Are you sure they are isocurves? I would guess they are surface edges. If that is the case, you can run `MergeAllFaces`

to turn multiple joined flat surfaces into single flat surfaces where possible.

If that’s not the issue, could you post a model?

Even better, just **post a screen capture**. I’m not a big fan of downloading, saving, opening, and reviewing ,… especially if a quick-pic-post will do the same job faster and easier.

Mergeallfaces doesn’t do it. Here’s the file. I’m referring to all the lines on the flat surfaces going in the x-direction. They appeared when I scaled the whole part in the y direction.Bolster1.3dm (625.7 KB)

Here’s the screenshot.

Did you scale the part or use some sort of transformation like Stretch or CageEdit? Scaling won’t affect surface structure, but the other types of transformation may. What you are seeing appear to be increased surface isocurves caused by increased number of knots caused by a stretching operation…

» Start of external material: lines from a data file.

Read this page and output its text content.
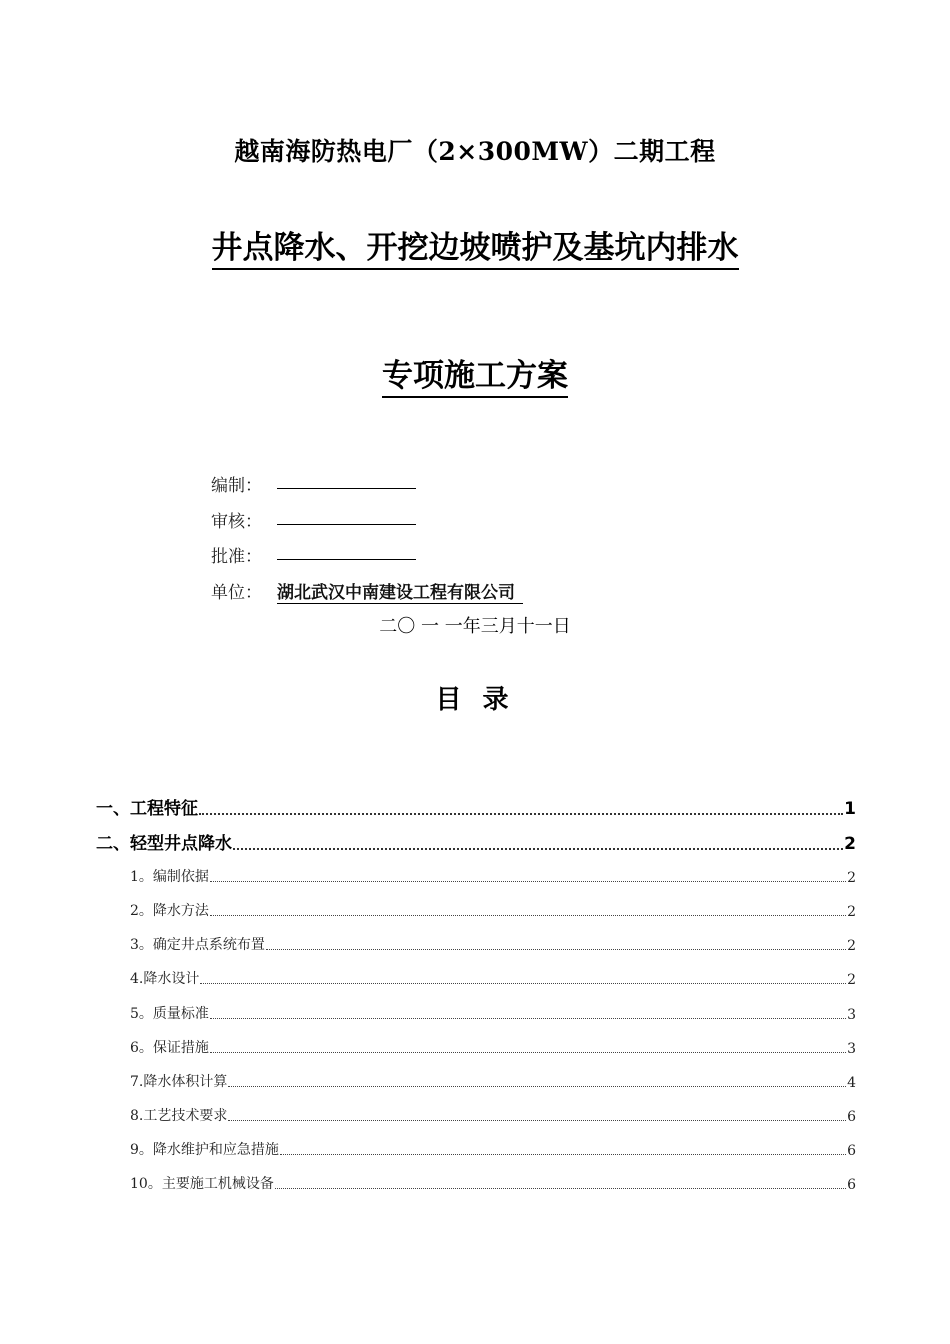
越南海防热电厂（2×300MW）二期工程
井点降水、开挖边坡喷护及基坑内排水
专项施工方案
编制：
审核：
批准：
单位： 湖北武汉中南建设工程有限公司
二〇 一 一年三月十一日
目 录
一、工程特征	1
二、轻型井点降水	2
1。编制依据	2
2。降水方法	2
3。确定井点系统布置	2
4.降水设计	2
5。质量标准	3
6。保证措施	3
7.降水体积计算	4
8.工艺技术要求	6
9。降水维护和应急措施	6
10。主要施工机械设备	6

From your model, the surfaces are degree 3 in both directions, if they were originally flat planar surfaces, the object did undergo some sort of transformation other than scaling.

–Mitch

Rebuild the flat surfaces as simple, trimmed planar surfaces. Use Rebuild with degree 1 in both directions, 2 points in both directions and Retrim checked.

Nice, that did it… thanks much.

Mitch, scaling is the only operation I performed before all the lines appeared. However, now I understand what’s going on (for now).

I do have another question though. I’ve never understood what u and v represent. x and y? The tutorials I’ve used seem to mention them without explaining them. rex

X, Y, and Z are the coordinates in normal 3D space, like the room you’re in.

On a deformed surface, those do not apply, so we use U,V, and W.

A great example is a Rhino sphere or a globe.

You can think of the U and V isocurves as latitude and longitude.

They follow the surface wherever it goes (and cross each other at 90°)

The W would then be altitude above the surface.

XYZ → normal world space coordinates

UVW → curved surface coordinates

More details in this lynda video.

If you don’t have a subscription, click for 10-days free. Sweet.

Great, thanks.

Rhino does not use W, only U and V for surfaces and only U for curves. (Rhino represents volumes by the boundary surfaces, and each boundary surface has an independent UV parameter system. This is different than solid modelers which may have U, V and W parameters associated with a volume.)

Each point on a surface in Rhino has a unique UV coordinate associated with it, and also XYZ values. All the points with the same U value form a curve which is a U isocurve, and all the points with the same V value form a curve which is a V isocurve.

Similarly, every point on a curve in Rhino has a unique U value associated with it, and also XYZ values.